La Commission des comptes de la Sécurité sociale (CCSS) a remis en cause le retour à l’équilibre pour l’année 2019. Le déficit de la Sécurité sociale, qui était à son plus bas niveau depuis 18 ans (il était de 1,2 milliards en 2018 contre 5,1 en 2017), devrait replonger cette année, entre 1,7 et 4,4 milliards d’euros, d’après le rapport (long de 195 pages) de la CCSS. Le gouvernement avait pourtant annoncé un retour à l’équilibre, mais une baisse de recettes est attendue (qui « résulte pour l’essentiel d’une croissance de la masse salariale soumise à cotisations nettement inférieure à la prévision initiale », indique la CCSS).

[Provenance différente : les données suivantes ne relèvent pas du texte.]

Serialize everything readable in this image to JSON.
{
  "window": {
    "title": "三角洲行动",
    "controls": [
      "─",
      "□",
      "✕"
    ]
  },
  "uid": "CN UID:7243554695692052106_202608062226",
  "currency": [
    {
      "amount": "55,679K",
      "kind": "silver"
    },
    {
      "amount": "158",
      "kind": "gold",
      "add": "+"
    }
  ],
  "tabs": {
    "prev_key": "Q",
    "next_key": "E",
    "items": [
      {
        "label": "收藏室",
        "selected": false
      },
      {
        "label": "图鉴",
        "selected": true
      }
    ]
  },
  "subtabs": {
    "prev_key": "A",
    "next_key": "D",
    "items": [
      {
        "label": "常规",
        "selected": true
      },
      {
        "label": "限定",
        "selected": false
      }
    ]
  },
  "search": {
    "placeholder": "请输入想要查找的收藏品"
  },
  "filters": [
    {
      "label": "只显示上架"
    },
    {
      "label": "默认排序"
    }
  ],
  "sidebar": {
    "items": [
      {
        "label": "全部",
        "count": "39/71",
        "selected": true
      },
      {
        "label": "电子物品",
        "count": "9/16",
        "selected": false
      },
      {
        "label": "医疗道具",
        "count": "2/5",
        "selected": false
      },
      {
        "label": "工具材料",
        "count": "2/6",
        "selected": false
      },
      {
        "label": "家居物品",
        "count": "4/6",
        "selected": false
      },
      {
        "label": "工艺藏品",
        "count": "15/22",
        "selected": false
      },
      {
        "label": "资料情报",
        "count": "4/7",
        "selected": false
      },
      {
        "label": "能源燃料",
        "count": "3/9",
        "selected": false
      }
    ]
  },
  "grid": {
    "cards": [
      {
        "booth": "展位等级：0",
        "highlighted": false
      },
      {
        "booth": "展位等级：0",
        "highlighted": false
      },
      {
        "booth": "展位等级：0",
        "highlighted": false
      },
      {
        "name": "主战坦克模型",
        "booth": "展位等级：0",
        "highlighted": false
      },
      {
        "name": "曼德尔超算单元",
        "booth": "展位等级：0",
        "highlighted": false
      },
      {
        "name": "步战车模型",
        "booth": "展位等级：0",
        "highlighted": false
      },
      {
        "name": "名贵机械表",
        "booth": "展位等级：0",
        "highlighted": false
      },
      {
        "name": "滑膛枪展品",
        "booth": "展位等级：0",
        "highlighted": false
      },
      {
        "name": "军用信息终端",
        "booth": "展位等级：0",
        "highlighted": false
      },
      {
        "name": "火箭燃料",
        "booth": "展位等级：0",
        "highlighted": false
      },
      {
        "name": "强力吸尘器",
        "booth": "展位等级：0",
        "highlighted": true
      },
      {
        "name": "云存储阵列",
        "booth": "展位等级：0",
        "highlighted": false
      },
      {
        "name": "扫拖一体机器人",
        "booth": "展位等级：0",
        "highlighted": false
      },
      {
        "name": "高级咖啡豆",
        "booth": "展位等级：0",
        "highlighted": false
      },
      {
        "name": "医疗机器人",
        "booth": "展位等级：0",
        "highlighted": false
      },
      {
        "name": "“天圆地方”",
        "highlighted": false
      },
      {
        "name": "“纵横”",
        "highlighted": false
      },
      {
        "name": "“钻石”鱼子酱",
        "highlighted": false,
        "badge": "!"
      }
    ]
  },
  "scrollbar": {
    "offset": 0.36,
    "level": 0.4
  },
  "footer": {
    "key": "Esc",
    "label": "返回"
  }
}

Plusieurs mesures sont pointées du doigt : prime exceptionnelle de fin d’année exonérée de prélèvements sociaux, avancement au 1er janvier 2019 de l’exonération de cotisations sociales sur les heures supplémentaires initialement prévue au 1er septembre 2019, réduction de 1,7 point du taux de CSG sur les pensions des retraités dont le revenu est inférieur à certains seuils, sans parler du ralentissement de la croissance économique (1,4% attendu contre 1,7% prévu au moment du vote de la loi de financement de la Sécurité sociale). L’addition serait d’autant plus salée si l’État ne compensait pas les mesures d’urgence en question. « La trajectoire de retour à l’équilibre de la Sécurité sociale serait ainsi compromise », de même que « la situation excédentaire prévue pour 2020 », annonce la CCSS. « En revanche les dépenses attendues du régime général et du FSV sont proches de la prévision initiale », souligne le rapport, et « sur la base de la répartition rectifiée en LFSS pour 2019, les dépenses de soins de ville sont en sous-exécution de 0,3 Md€ ». Partant de ce constat qui montre les « efforts continus des médecins libéraux depuis plusieurs années pour contenir les dépenses de soins de ville », la Confédération des syndicats médicaux français (CSMF) souligne que « ces bons résultats ne doivent pourtant pas masquer la réalité. Il est plus qu’urgent de réorganiser le système de santé français qui souffre, tout particulièrement la médecine de ville ». Même son de cloche du côté du Syndicat des médecins libéraux (SML) : le respect de l’Objectif des dépenses d’assurance maladie (ONDAM) l’a été « grâce à la médecine de ville » et « il appartient à l’État de trouver les moyens de compenser les pertes de recettes infligées à la Sécurité sociale (...), sans recourir à de nouvelles économies sur les soins ».